What Will Likely Happen
Using the baseline economic forecast provided by Moody’s economy.com, which assumes no economic recession, PKF-HR is forecasting the U.S. lodging industry will achieve average annual RevPAR growth of 5.5 percent from 2007 through 2010. This is substantially greater than the long term annual average of 3.3 percent.
“Given where we are in the lodging industry cycle, it is not surprising that ADR growth will be the main driver of RevPAR growth the next few years,” said Woodworth. We continue to be impressed with the ability of hotel managers to raise the contract rates for their big corporate accounts, as well as take advantage of the negotiating leverage they possess with meeting planners.
“Many people are worrying about the record volume of new hotel projects in the development pipeline. However, given the current costs of construction, lending environment and investor expectations, we believe the growth in demand for hotel accommodations will absorb most of the new supply. Therefore, we are only forecasting slight declines in occupancy in 2007 and 2008.”
What May Happen
In the event of an economic recession that parallels the previous two national downturns, the U.S. lodging industry could lose an estimated 6.1 percent in revenue. This is the result of 2.2 percent fewer occupied rooms and the inability to raise room rates as aggressively because of more competitive market conditions. “Using our pessimistic economic assumptions, the hypothetical loss in lodging industry revenue would mostly be the result of a drop in occupancy, not a decline in ADR,” explained Woodworth.

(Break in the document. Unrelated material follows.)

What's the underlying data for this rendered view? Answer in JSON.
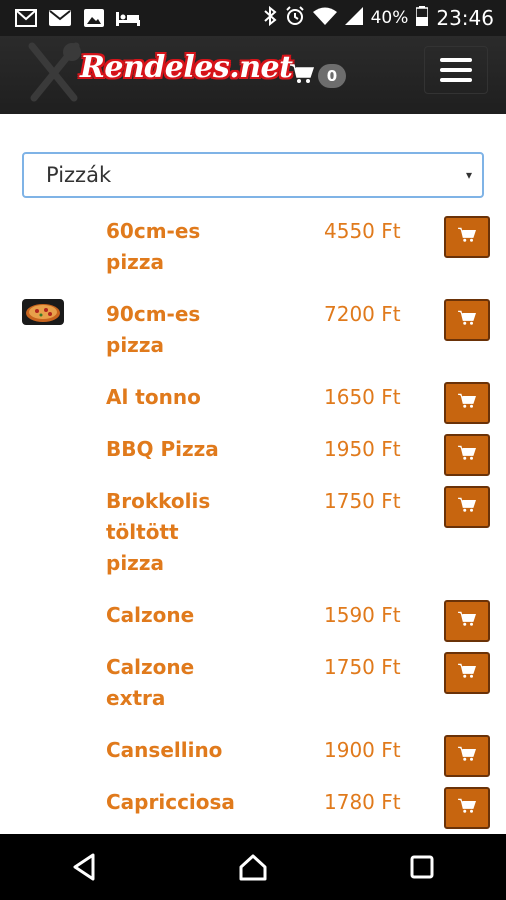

“Prior to the industry recessions of the early 1990s and 2000s, we observed a big run up in supply,” noted John (Jack) B. Corgel, Ph.D., the Robert C. Baker Professor of Real Estate at the Cornell University Hotel School and senior advisor to PKF Hospitality Research. “Given the relatively slow growth in supply seen since 2002, plus the current disciplined financing environment, an economic recession would result in a slowdown of the progression of proposed hotel projects through the development pipeline.” Under PKF-HR’s recession scenario, an estimated 66,000 fewer rooms will be built during the next three years.

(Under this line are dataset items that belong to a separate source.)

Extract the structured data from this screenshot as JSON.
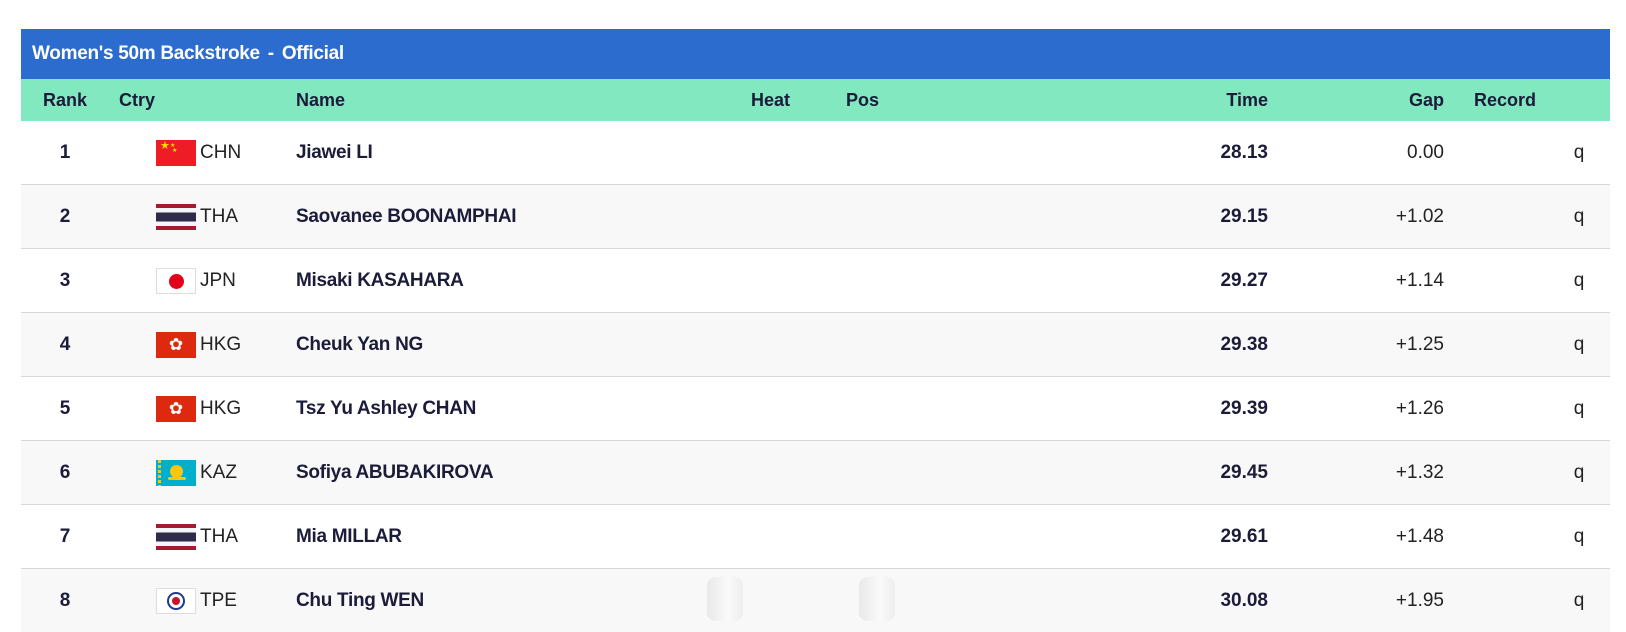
{
  "title": {
    "event": "Women's 50m Backstroke",
    "separator": "-",
    "status": "Official"
  },
  "header": {
    "rank": "Rank",
    "ctry": "Ctry",
    "name": "Name",
    "heat": "Heat",
    "pos": "Pos",
    "time": "Time",
    "gap": "Gap",
    "record": "Record"
  },
  "rows": [
    {
      "rank": "1",
      "ctry": "CHN",
      "flag": "china-flag-icon",
      "name": "Jiawei LI",
      "time": "28.13",
      "gap": "0.00",
      "q": "q"
    },
    {
      "rank": "2",
      "ctry": "THA",
      "flag": "thailand-flag-icon",
      "name": "Saovanee BOONAMPHAI",
      "time": "29.15",
      "gap": "+1.02",
      "q": "q"
    },
    {
      "rank": "3",
      "ctry": "JPN",
      "flag": "japan-flag-icon",
      "name": "Misaki KASAHARA",
      "time": "29.27",
      "gap": "+1.14",
      "q": "q"
    },
    {
      "rank": "4",
      "ctry": "HKG",
      "flag": "hong-kong-flag-icon",
      "name": "Cheuk Yan NG",
      "time": "29.38",
      "gap": "+1.25",
      "q": "q"
    },
    {
      "rank": "5",
      "ctry": "HKG",
      "flag": "hong-kong-flag-icon",
      "name": "Tsz Yu Ashley CHAN",
      "time": "29.39",
      "gap": "+1.26",
      "q": "q"
    },
    {
      "rank": "6",
      "ctry": "KAZ",
      "flag": "kazakhstan-flag-icon",
      "name": "Sofiya ABUBAKIROVA",
      "time": "29.45",
      "gap": "+1.32",
      "q": "q"
    },
    {
      "rank": "7",
      "ctry": "THA",
      "flag": "thailand-flag-icon",
      "name": "Mia MILLAR",
      "time": "29.61",
      "gap": "+1.48",
      "q": "q"
    },
    {
      "rank": "8",
      "ctry": "TPE",
      "flag": "chinese-taipei-flag-icon",
      "name": "Chu Ting WEN",
      "time": "30.08",
      "gap": "+1.95",
      "q": "q"
    }
  ],
  "colors": {
    "title_bar": "#2b6cce",
    "header_row": "#81e8c0",
    "text": "#1b1b3a"
  }
}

PKF-HR believes hotel management’s recent ability to practice yield management and drive room rates above expectations will bode them well through an upcoming recession. “During our recession scenario, we believe U.S. hotel room rates will continue to grow,” said Woodworth. “However, the growth will be less than the pace of inflation and roughly 2.6 percentage points less than our expected pace of ADR growth.”
An economic recession will have varying degrees of impact on the major segments of the lodging industry. Woodworth comments, “History has proven that the hotels that are most vulnerable to a decline in utilization are those that are already lagging in performance. Given the recent sub-par results of midscale with food and beverage properties, we would be most concerned about this chain-scale segment if a recession were to occur.
“It needs to be emphasized that PKF-HR is not forecasting an economic recession. However, we are always assisting our clients to prepare for possible future economic conditions.”